TBC: the client is interested scaleable software that people intuitively find useful for experimenting on themselves and can combine selfishly motivated individual data into useful aggregate data. But there’s a point here I want to argue.
It seems like you’re assuming all drug interactions are bad. What if you need three things in combination to see the effect, and then it works really well?
That’s entirely possible. However, it introduces a level of risk that isn’t as present when you take one at a time. It’s unlikely that a given supplement will kill you at normal doses. Such a severe side effect would have been detected and the supplement most likely wouldn’t be sold.
But it’s not impossible that certain rare combinations of drugs might have lethal side effects in combination, and that you might stumble across such a combination by chance. The risk of this happening seems in my judgment to outweigh the potential benefit of finding the right drug for a chronic condition faster.

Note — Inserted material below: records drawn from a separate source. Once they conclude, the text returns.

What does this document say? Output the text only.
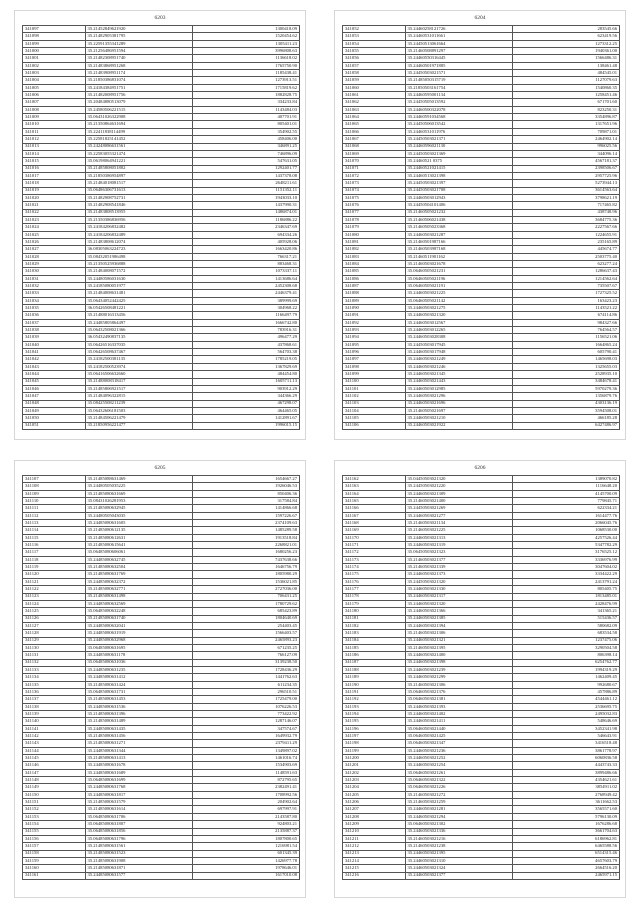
6203
341097	35.21452849621920	1300418.09
341098	35.21482905381795	1520454.62
341099	35.22591355341289	1305411.23
341000	35.21256486951594	3996808.63
341001	35.21482308951740	1136618.02
341002	35.21483868951268	1765750.90
341003	35.21483908951174	1185438.41
341004	35.21850386831074	1273913.51
341005	35.24184384951751	1715819.62
341006	35.21482008951756	1882828.75
341007	35.20484880513079	334233.84
341008	35.24580506221515	1143484.03
341009	35.06431026322908	407701.91
341010	35.21350864631694	805401.01
341011	35.22411838114499	354902.55
341012	35.22581825141452	458406.00
341013	35.24248086631561	346891.25
341014	35.22583055321474	746896.09
341015	35.06198064941221	547631.05
341016	35.21485808051802	1292401.77
341017	35.21850386954897	1437378.08
341018	35.21484018081517	2648211.61
341019	35.06486306731613	1151352.11
341020	35.21482908752731	1943033.10
341021	35.21482908541846	1437990.31
341022	35.21483808513955	1486874.01
341023	35.21350386836956	1186886.22
341024	35.24184206832482	2346347.69
341025	35.24184206832489	694334.26
341026	35.21483808612074	405928.06
341027	36.08305063224723	1663420.86
341028	35.08432051986498	766317.21
341029	35.21350525936888	883468.31
341030	35.21484008071572	1073337.11
341031	35.24480586031630	1413686.64
341032	35.24185080051977	2452308.68
341033	35.21484008631481	2446379.41
341034	35.06434052442425	389999.69
341035	36.05426508481221	304968.22
341036	35.21488016313456	1166497.79
341037	35.24485805864497	1666742.80
341038	35.06432508021366	783916.31
341039	36.05432490837135	496477.29
341040	35.06426516337035	437868.61
341041	35.06426508637467	564703.38
341042	35.24182500381135	1785219.05
341043	35.24182500523974	1367829.69
341044	35.06416506632660	484454.80
341045	35.21488008318417	1605711.13
341046	35.21485806921517	903912.29
341047	35.21484096322815	344366.29
341048	35.08425508211239	467298.07
341049	35.06432606181503	464465.05
341050	35.21484506221479	1412891.67
341051	35.21850956221477	1996015.15
6204
341052	35.24460258121726	283545.66
341053	35.24460531011661	623419.56
341054	35.24450513061664	1273312.25
341055	35.21460508891297	1940361.00
341056	35.24460550316445	1566486.31
341057	35.24460501971885	138461.48
341058	35.24450503021571	484545.01
341059	35.21485050315719	1127079.63
341060	35.21850503161754	1540860.35
341061	35.24460595001134	1258451.46
341062	35.24450505013592	671701.60
341063	35.24460500322078	823250.31
341064	35.24460591034568	3354896.87
341065	35.24450506013542	1317651.96
341066	35.24460531011976	709871.01
341067	35.24450503021371	2464902.14
341068	35.24460596021130	996025.56
341069	35.24450503021369	344096.14
341070	35.24460521 0375	4567181.37
341071	35.24460521021415	2398506.67
341072	35.24460513021398	2957725.96
341073	35.24450503021397	5273944.13
341074	35.24450503021708	3614563.64
341075	35.24460503012943	3798621.19
341076	35.24450504101406	717465.82
341077	35.21460505021232	438748.96
341078	35.21460506021438	3684775.36
341079	35.21460505023368	2227567.66
341080	35.24460503021287	1224655.91
341081	35.21460501987166	235165.89
341082	35.21460503987168	445674.77
341083	35.21460511901162	2503775.40
341084	35.21460503021678	623277.24
341085	35.06460505021231	1286637.43
341086	35.06460505021196	1214562.64
341087	35.06460505021191	735507.67
341088	35.24460503021225	1727325.52
341089	35.06460505021142	163423.23
341090	35.24460503021275	1143521.22
341091	35.24460503021320	674114.86
341092	35.24460503012567	984327.66
341093	35.24460503012265	764564.57
341094	35.24460503028308	1156521.06
341095	35.24450503017945	1664865.24
341096	35.24460503017948	605790.41
341097	35.24460503021249	1465698.03
341098	35.24460503021246	1325655.03
341099	35.24460503021345	2528935.10
341100	35.24460503021443	3484678.41
341101	35.24460503012985	5970279.36
341102	35.24460503021296	1356879.76
341103	35.24460503021696	4303136.19
341104	35.21460505021697	3594508.01
341105	35.24460503021210	466185.28
341106	35.24460503021922	6427486.97
6205
341107	35.21485088631469	1654667.27
341108	35.24480505035225	1926046.53
341109	35.21485080631669	850406.36
341110	35.08431026281953	317584.84
341111	35.21485080632945	1414866.68
341112	35.24480505043035	1597226.67
341113	35.24485080631605	2374109.63
341114	35.21485080612135	1485289.58
341115	35.21485080612631	1913518.84
341116	35.21485080615641	2268821.01
341117	35.06485080606061	1680256.23
341118	35.24485080632745	7437638.66
341119	35.21485080632504	1646756.79
341120	35.21485080631769	1805980.29
341121	35.24485080632372	1536021.85
341122	35.21485080632771	2727036.00
341123	35.21485080631498	706431.25
341124	35.24485080632569	1780729.62
341125	35.06485080632248	685423.89
341126	35.21485080631740	1804640.69
341127	35.24485080632041	254403.45
341128	35.24485080631919	1566403.57
341129	35.24485080632968	2465893.23
341130	35.06485080631695	671235.25
341131	35.24485080631178	766127.09
341132	35.06485080631036	3139238.50
341133	35.24485080631235	1728436.29
341134	35.24485080631412	1441762.63
341135	35.21485080631424	611234.35
341136	35.06485080631731	296510.51
341137	35.21485080631453	1725479.00
341138	35.24485080631536	1076226.53
341139	35.21485080631396	773422.92
341140	35.21485080631489	1287146.07
341141	35.24485080631435	347574.67
341142	35.21485080631456	1649932.79
341143	35.21485080631271	2379411.29
341144	35.24485080631344	1349897.02
341145	35.21485080631413	1461016.74
341146	35.24485080631678	1534903.69
341147	35.24485080631689	1148591.63
341148	35.06485080631699	872795.65
341149	35.24485080631768	2382491.41
341150	35.24485080631817	1708992.56
341151	35.21485080631579	204902.64
341152	35.21485080631614	697997.91
341153	35.06485080631706	2143587.80
341154	35.06485080631807	924803.21
341155	35.06485080631856	2135887.37
341156	35.06485080631796	1807800.65
341157	35.21485080631561	1216981.54
341158	35.21485080631523	601345.39
341159	35.21485080631908	1426977.78
341160	35.21485080631871	1978646.01
341161	35.24485080631577	1617010.08
6206
341162	35.04450503021320	1389070.82
341163	35.24450503021220	1116648.20
341164	35.24460503021309	4145700.09
341165	35.21460503021400	779845.71
341166	35.24450503021269	622334.21
341167	35.24460503021277	1614477.76
341168	35.21460503021134	2066045.76
341169	35.21460503021225	1068530.00
341170	35.24460503021313	4257526.44
341171	35.24460503021319	5347782.29
341172	35.06450503021323	3176525.12
341173	35.21460503021377	3336976.99
341174	35.21460503021339	3047604.02
341175	35.24460503021373	3334422.29
341176	35.24450503021320	2413791.24
341177	35.24460503021330	805405.75
341178	35.24460503021317	1813485.01
341179	35.24460503021320	2428476.99
341180	35.24460503021366	341365.21
341181	35.24460503021385	515436.57
341182	35.24460503021394	580682.09
341183	35.21460503021306	683534.58
341184	35.24460503021321	1237475.06
341185	35.21460503021395	3290504.58
341186	35.24460503021400	806398.14
341187	35.24460503021398	6254762.77
341188	35.24460503021239	1994319.29
341189	35.24460503021299	1462409.45
341190	35.21460503021306	992680.67
341191	35.06460503021376	457886.89
341192	35.06460503021381	4544461.12
341193	35.24460503021393	2536695.75
341194	35.24460503021402	2495032.83
341195	35.24460503021411	548646.69
341196	35.06460503021440	3452341.98
341197	35.06460503021425	546643.91
341198	35.06460503021347	3416518.48
341199	35.24460503021236	3861778.97
341200	35.24460503021252	6060836.58
341201	35.24460503021254	4443743.33
341202	35.06460503021261	3899486.66
341203	35.06460503021322	4354621.61
341204	35.06460503021226	3854911.02
341205	35.21460503021272	2768949.42
341206	35.21460503021259	3611662.53
341207	35.24460503021281	3565571.60
341208	35.24460503021294	5796130.09
341209	35.06460503021302	1676286.68
341210	35.24460503021336	3661704.63
341211	35.21460503021216	6186962.81
341212	35.21460503021238	6465588.56
341213	35.24460503021395	6514315.46
341214	35.24460503021310	4657603.79
341215	35.24460503021324	2664516.20
341216	35.24460503021377	2465971.15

Examples: https://www.google.com/amp/s/www.news24.com/amp/health24/medical/backache/news/7-medication-combinations-that-could-be-deadly-20160829
I’m not certain if it’s plausible an interaction between supplements could kill you in a few days. Even the examples here seem to take a while to work. The only potentially instantly lethal drugs I’ve seen are things like alcohol and heroine. But I would shy away from taking combinations—that’s just where my risk budget is at. I could be persuaded otherwise.
The blinded aspect is hard.
If you’re concerned about supplement interactions, you should be concerned about supplements effects at all. People should seek based on possible luck, but should know (and be able to tell doctors) what they’re putting into their bodies, and take contextual advice from relatives, friends, and community.
Collecting individuals susceptible to effective treatment with intervention X and having them ready for researchers to talk to, test more directly—is this already done? I suppose around individual notable conditions: celiac disease and gluten intolerance, or n=1 genetic issue self-diagnosis.
Some conditions have an intermittency, that makes it hard to assess interventions with unknown timing.
Perhaps blinded timing studies, self-studies, after something is found to work. Perhaps helping people to log and journal symptoms and effects during the blinded periods, as well as analyze, interpret, and share them—especially in ways that make it easier for others to trust.